An expelled Yale College scholar who was acquitted of intercourse assault fees in 2018 is now suing 15 girls’s advocacy teams and an legal professional for defamation after being referred to as a “rapist” in a courtroom transient that they filed in a 2022 continuing.
Saifullah Khan, a 31-year-old Afghanistan native, mentioned the organizations, which embody the Nationwide Alliance to Finish Sexual Violence and the Nationwide Girls’s Legislation Heart, repeated his accuser’s allegations as truth, akin to writing, “When Jane Doe was in school, the Plaintiff raped her” and referring to Khan as “her rapist.”
Whereas that language was amended, Khan says his repute was harmed and that he has suffered “financial and non-economic damages.” His lawsuit, which seeks monetary damages, mentioned the unique draft transient “stays revealed, indefinitely” on the Connecticut Judicial Department web site and was additionally revealed on-line by the ladies’s advocacy teams and for donors.
“We want for them to grasp that there’s hurt to somebody while you simply label them,” mentioned Alex Taubes, Khan’s legal professional. “Nobody may complain about it if he had been discovered responsible. However he needs to see that while you truly are discovered not responsible, is there any vindication? Is there any option to get up for your self at that time?”
Additionally Suing Yale
Though Khan was acquitted of 4 sexual assault fees by a jury in Could 2018, he was expelled from Yale in November 2018 following a college investigation and sexual assault disciplinary continuing.

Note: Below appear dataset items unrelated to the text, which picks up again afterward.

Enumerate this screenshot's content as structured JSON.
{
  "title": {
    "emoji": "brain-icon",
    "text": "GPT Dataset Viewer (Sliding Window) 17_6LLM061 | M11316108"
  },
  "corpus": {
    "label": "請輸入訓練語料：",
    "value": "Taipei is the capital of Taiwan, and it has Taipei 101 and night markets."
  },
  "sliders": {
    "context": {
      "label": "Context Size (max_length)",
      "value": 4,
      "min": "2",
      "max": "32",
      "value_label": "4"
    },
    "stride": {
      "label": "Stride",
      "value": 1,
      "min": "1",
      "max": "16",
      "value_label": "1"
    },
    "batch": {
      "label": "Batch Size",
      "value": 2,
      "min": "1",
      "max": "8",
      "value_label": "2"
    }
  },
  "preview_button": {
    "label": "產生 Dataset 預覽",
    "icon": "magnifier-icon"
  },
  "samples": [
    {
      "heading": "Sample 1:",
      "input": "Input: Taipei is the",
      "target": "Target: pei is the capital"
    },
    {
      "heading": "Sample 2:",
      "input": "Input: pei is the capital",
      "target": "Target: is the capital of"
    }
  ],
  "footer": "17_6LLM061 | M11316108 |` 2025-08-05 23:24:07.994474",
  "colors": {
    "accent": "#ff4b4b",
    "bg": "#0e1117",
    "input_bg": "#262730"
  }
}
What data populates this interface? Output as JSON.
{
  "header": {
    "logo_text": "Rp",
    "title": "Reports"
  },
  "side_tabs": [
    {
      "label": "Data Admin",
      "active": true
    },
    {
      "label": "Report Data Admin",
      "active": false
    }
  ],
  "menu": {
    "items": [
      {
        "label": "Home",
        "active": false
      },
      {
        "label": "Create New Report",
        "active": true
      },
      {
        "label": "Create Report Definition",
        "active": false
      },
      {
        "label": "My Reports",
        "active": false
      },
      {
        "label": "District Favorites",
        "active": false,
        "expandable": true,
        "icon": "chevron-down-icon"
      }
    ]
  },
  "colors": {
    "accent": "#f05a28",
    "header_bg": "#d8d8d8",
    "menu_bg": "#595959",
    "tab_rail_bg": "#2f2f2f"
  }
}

He sued each Yale and his accuser, and that case is pending in federal courtroom.
As a part of that case, the Connecticut State Supreme Courtroom was requested to weigh in on the query of whether or not the accuser ought to be immune from a civil swimsuit for feedback made throughout the college continuing. Varied girls’s rights teams argued that such immunity is essential to forestall rape victims from being discouraged to return ahead.
The courtroom, nonetheless, dominated 7-0 final 12 months that as a result of Khan had fewer rights to defend himself within the college continuing than he would in prison courtroom, his accuser couldn’t profit absolutely from immunity granted to witnesses in prison proceedings. As in lots of U.S. universities, Yale’s procedures don’t topic accusers to cross-examination and don’t require witnesses to testify beneath oath.
Messages looking for remark have been left with Nationwide Alliance to Finish Sexual Violence and the Nationwide Girls’s Legislation Heart, in addition to Jennifer Becker, the previous authorized director on the girls’s advocacy group Authorized Momentum who submitted the unique software to file the amicus transient with Connecticut’s highest courtroom. In a response to an ethics grievance Khan filed towards her, Becker wrote that when she drafted the transient “I wholly believed that my statements have been absolutely supported by the report.”
Becker mentioned she did “admire that the language drafted was overzealous and unnecessarily forceful.” However she famous in her assertion how the transient was refiled, “shorn of all info not supported by the report,” as ordered by the justices, and the courtroom by no means admonished her for the language she used within the authentic one or made any discovering that it was inappropriate.
“Moreover, any overzealousness on my half was ameliorated by the Courtroom’s order and there’s no ensuing hurt to Mr. Kahn,” she wrote, noting the language he had complained about has been stripped.
Authorized specialists have mentioned the Connecticut State Supreme Courtroom’s ruling final 12 months may very well be a significant precedent cited in different lawsuits by college students accused of sexual misconduct in challenges to the equity of their faculties’ disciplinary proceedings.